Supreme Court Justice Samuel Alito Puts Hold on FDA Approval of Abortion Pill Mifepristone: What It Means for Women's Reproductive Rights


Key Highlights :

1. The Food and Drug Administration's approval of the abortion pill mifepristone is being challenged by anti-abortion rights advocates.
2. The challenge was brought by a conservative legal organization on behalf of the physicians and medical associations in .
3. Lawyers for the challengers argued the FDA erred in determining mifepristone's safety and effectiveness, and claimed the agency exceeded its regulatory authority in approving the drug more than 20 years ago.
4. The FDA has stressed that serious adverse events are exceedingly rare when mifepristone is used as the agency directs and noted that more than 5 million women have taken the medication since 2000.
5. The case is the most significant one involving abortion rights to land before the Supreme Court since it ended the constitutional right to abortion by last year.

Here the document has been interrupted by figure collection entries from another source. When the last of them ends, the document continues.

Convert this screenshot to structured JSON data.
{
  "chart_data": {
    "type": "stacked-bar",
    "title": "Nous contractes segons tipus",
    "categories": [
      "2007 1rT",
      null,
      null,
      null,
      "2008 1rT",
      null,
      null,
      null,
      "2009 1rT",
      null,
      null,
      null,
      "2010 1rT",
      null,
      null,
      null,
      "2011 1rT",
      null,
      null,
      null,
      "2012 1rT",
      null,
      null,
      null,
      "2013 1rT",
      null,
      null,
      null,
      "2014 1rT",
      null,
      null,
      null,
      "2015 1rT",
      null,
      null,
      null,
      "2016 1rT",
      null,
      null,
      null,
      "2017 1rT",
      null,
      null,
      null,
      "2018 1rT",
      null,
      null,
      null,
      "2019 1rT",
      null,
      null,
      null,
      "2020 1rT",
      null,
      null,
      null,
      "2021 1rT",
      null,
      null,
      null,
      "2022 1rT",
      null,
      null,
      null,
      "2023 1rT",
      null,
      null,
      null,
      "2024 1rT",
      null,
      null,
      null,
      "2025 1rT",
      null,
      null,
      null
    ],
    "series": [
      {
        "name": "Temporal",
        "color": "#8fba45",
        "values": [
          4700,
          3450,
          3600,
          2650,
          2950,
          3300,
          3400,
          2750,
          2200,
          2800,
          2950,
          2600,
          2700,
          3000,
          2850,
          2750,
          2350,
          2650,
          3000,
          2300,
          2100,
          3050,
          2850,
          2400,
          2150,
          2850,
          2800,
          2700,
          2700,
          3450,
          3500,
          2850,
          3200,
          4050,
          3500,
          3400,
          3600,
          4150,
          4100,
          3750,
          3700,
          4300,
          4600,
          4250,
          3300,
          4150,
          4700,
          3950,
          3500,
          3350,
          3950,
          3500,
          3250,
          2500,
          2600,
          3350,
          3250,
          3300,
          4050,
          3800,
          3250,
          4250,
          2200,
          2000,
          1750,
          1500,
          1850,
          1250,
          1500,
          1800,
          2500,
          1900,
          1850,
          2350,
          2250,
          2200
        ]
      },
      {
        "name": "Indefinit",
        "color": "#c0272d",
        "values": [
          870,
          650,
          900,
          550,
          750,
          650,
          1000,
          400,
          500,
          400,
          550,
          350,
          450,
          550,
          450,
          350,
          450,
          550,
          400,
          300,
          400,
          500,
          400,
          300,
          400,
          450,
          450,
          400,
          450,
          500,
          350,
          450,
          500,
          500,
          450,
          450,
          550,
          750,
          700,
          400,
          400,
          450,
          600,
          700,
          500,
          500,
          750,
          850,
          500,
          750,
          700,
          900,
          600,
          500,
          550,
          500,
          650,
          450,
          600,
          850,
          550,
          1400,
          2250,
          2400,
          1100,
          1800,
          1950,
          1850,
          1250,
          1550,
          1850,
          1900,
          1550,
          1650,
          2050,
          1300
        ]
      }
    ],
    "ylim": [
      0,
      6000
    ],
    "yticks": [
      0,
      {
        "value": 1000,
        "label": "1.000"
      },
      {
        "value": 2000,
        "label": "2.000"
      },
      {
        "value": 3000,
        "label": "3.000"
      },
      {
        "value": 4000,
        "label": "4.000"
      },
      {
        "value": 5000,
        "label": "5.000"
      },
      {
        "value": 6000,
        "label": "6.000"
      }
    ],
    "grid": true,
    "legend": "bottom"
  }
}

Supreme Court Justice Samuel Alito granted the Justice Department's request to put on hold a lower court's decision involving the FDA's approval of the abortion pill mifepristone, preserving access to the drug for now. Limits on how late into a pregnancy the drug can be taken, who can prescribe it and how it can be dispensed were set to take effect Saturday at 1 a.m. Alito's hold will stay in place until 11:59 p.m. Wednesday. The Biden administration and the drug's maker, Danco Laboratories, asked the Supreme Court to intervene and block an April 7 order from a federal district judge that halted the FDA's 2000 approval of mifepristone and subsequent actions taken by the agency that made it easier to access.

This article will discuss the conflicting court orders, the FDA's stance on the drug's safety and effectiveness, and the impact of the decision on women's reproductive rights. The challenge to mifepristone's FDA approval is the latest effort from anti-abortion rights advocates to curtail abortion access. Medication abortions accounted for more than half of all abortions in the U.S. in 2020, according to the Centers for Disease Control and Prevention. With access to mifepristone at risk, Democratic-led states have moved to beef up their supplies of the drug and misoprostol, which can be taken on its own, to ensure that women have access to safe and effective reproductive care.